Dépasser la dualité de financements dédiés aux salariés et dirigeants

« Alors que les cadres et dirigeants des entreprises de plus grande taille, sont rattachés aux mêmes Opca que leurs collaborateurs, lorsqu’ils disposent du statut de salarié, la donne est différente pour les petites entreprises. Les financements dédiés à la formation de ces derniers sont gérés par les Fonds d’assurance formation (Faf). Quand un cadre peut facilement mobiliser son équipe en lui envoyant le message “va en formation, celle-ci est particulièrement pertinente, je l’ai suivie”, un chef d’entreprise est bien incapable de faire de même. D’une part, il consacre très peu de temps lui-même à se former lors de temps formalisés à cet effet. D’autre part les financements ne sont pas gérés de la même façon et il est difficile d’organiser des formations en intra en mobilisant les deux sources de financement (Opca et Faf). La seule exception à cette règle de séparation est la branche Pêche pour laquelle ce dernier est intégré à l’Agefos PME. Cette configuration permet de mettre sur pied des projets de développement de compétences transversales entre les chefs d’entreprise et leurs équipes ». 
 

Porter un regard constructif sur l’entretien professionnel… même s’il est obligatoire

« Les entreprises de moins de 50 salariés, ont comme les plus grandes, l’obligation de réaliser tous les deux ans un entretien obligatoire à ses collaborateurs. Et tous les 6 ans, un état des lieux récapitulatif du parcours professionnel du salarié. Ce dernier est réalisé sur la base des échanges des entretiens professionnels. La différence avec les entreprises de plus de 50 salariés réside dans la sanction inscrite pour ces dernières dans la loi. En cas de non-réalisation des entretiens professionnels prévus ou s’il est constaté qu’au moins deux des trois actions suivantes sont absentes (action de formation, certification ou VAE, progression), des abondements automatiques du CPF sont prévus dans les entreprises de 50 salariés et plus. Soit 100 heures pour les salariés à temps plein et de 130 h pour ceux à temps partiel. Mais l’absence de sanction dans le texte de la loi pour les entreprises de moins de 50 salariés ne signifie pas que ces dernières disposent peuvent s’affranchir de cette obligation légale. Il est fort à parier que ce vide sera comblé par une décision juge en cas de conflit sur ce terrain ». 
 
« Au final, l’entretien professionnel en particulier, et le développement des compétences en général, ne doit pas être appréhendé de manière défensive. Telle une anticipation des risques juridiques associés. C’est avant tout une approche réactive et agile pour garantir la rentabilité de son entreprise et sa pérennité sur le moyen et long terme.
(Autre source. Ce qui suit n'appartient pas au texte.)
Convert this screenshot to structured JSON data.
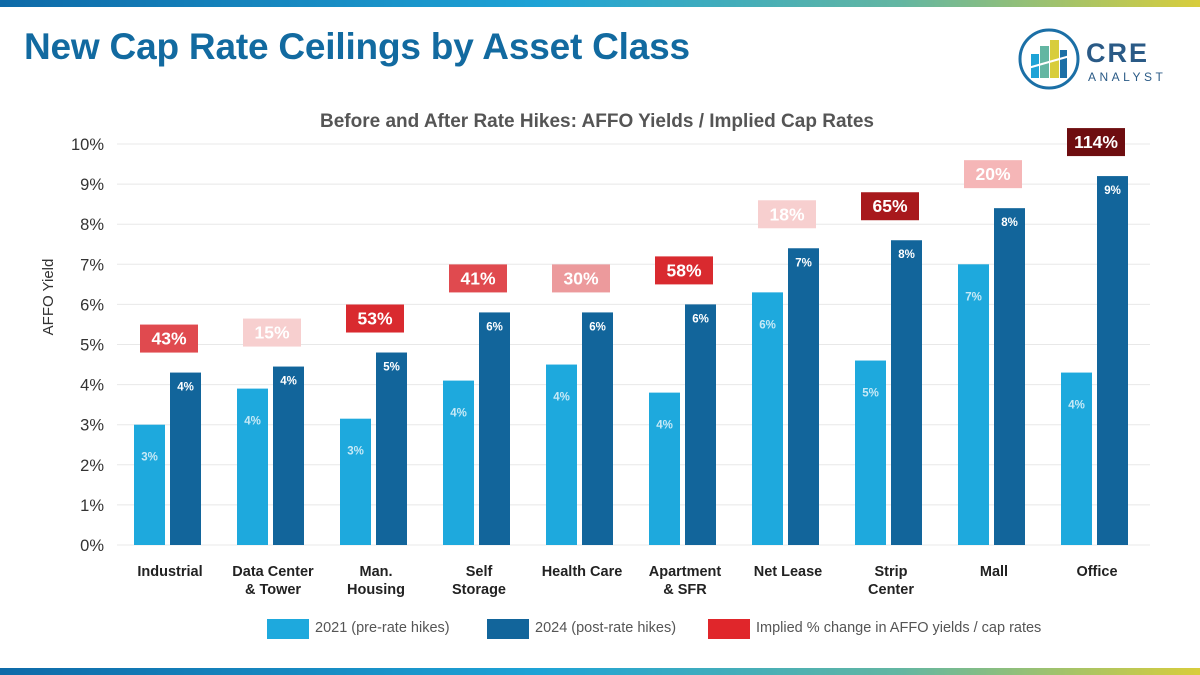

À la différence des grandes entreprises, les processus afférents aux entretiens sont beaucoup plus simples et la gestion des informations qui y sont associées ne nécessite pas de systèmes aussi complexes. Très peu d’outils sont nécessaires, du fait du faible volume de collaborateurs. L’échange porte surtout sur un diagnostic partagé des évolutions du métier exercé et des actions à mener pour garantir de concert la performance de l’entreprise et du salarié ».
 
 
 
 
(1) Article L6332-3-2 du Code du travail
 
(2) Enquête du Cereq « Le DIF : la maturité modeste »
 
(3) Les critères de prise en charge des Opca sur le site du Fonds paritaire de sécurisation des parcours professionnels (FPSPP)
 
(4) Présentation dans un article de Autos Infos de l’accord de branche qui instaure une contribution conventionne obligatoire.